AREDYLD, the acronym derived from the main features of a syndrome described by Pinheiro et al. (1983) and used by them as its name, comes from acral-renal-ectodermal-dysplasia-lipoatrophic-diabetes. (Being unpronounceable as a word, not easily spelled out, and certainly not mnemonic, it is of dubious acceptability.) The description was based on the 22-year-old daughter of second-cousin parents who had lipoatrophic diabetes, unusual facial appearance (mandibular prognathism, peculiarly shaped nose, pronounced antitragal incisura), generalized hypotrichosis, 2 natal teeth with enamel dysplasia, eruption of 4 dysplastic deciduous teeth, absence of permanent dentition, low birth weight, aplasia of the right breast and hypoplasia of the other, short right fifth metacarpal, etc.
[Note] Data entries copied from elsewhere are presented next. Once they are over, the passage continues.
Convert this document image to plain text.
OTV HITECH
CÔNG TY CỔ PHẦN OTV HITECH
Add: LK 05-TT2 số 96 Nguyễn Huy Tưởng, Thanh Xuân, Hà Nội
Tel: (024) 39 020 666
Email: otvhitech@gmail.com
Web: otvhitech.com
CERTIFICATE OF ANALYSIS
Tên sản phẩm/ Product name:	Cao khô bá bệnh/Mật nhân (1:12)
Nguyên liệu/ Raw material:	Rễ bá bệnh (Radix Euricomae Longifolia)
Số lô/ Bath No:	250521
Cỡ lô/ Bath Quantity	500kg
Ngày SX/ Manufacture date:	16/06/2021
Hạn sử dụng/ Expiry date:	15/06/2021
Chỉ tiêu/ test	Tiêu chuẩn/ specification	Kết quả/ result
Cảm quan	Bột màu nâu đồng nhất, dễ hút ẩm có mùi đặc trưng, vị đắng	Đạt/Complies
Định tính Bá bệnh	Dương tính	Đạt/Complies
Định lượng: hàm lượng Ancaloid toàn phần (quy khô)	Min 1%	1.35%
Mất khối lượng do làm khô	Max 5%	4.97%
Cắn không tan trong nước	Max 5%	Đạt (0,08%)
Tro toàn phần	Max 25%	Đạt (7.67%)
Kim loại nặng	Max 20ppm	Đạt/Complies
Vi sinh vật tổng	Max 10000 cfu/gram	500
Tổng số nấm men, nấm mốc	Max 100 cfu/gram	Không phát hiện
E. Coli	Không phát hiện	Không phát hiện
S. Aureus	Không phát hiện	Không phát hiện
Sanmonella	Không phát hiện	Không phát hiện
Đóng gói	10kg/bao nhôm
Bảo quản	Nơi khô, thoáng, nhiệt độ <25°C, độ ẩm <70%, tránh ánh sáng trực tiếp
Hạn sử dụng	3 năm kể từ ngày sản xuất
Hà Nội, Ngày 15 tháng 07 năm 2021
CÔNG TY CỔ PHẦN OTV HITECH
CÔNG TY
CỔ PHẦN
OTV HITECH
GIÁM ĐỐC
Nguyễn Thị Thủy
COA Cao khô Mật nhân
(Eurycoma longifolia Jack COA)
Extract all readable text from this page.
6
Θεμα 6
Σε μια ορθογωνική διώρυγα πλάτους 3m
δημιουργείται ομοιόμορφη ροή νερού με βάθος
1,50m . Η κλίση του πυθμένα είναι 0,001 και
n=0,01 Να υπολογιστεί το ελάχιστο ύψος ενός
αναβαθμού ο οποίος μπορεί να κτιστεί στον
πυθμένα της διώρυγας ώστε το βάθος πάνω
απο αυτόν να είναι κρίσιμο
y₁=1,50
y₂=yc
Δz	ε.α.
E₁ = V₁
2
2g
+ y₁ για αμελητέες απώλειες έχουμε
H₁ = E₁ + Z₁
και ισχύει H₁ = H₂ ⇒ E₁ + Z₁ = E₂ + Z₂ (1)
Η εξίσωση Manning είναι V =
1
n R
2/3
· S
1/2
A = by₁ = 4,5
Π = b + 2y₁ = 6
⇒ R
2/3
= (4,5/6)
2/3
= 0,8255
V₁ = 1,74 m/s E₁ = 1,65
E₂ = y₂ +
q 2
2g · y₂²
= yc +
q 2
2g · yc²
The renal abnormalities seem to have been minor: 'hypotonia of the right ureter and hypoplasia of the right major renal calyx.' A sister had low birth weight and sparse hair and died at age 1.5 years. Two brothers and 5 sisters were normal. The authors favored a pleiotropic recessive gene rather than close linkage of 2 recessive mutations. Breslau-Siderius et al. (1992) described a 19-year-old female with ectodermal dysplasia, lipoatrophy, diabetes mellitus, and amastia. The patient had hypodontia, sparse and slow-growing scalp hair, sparse eyebrows and axillary and pubic hair, and transverse as well as longitudinal grooves of the fingernails.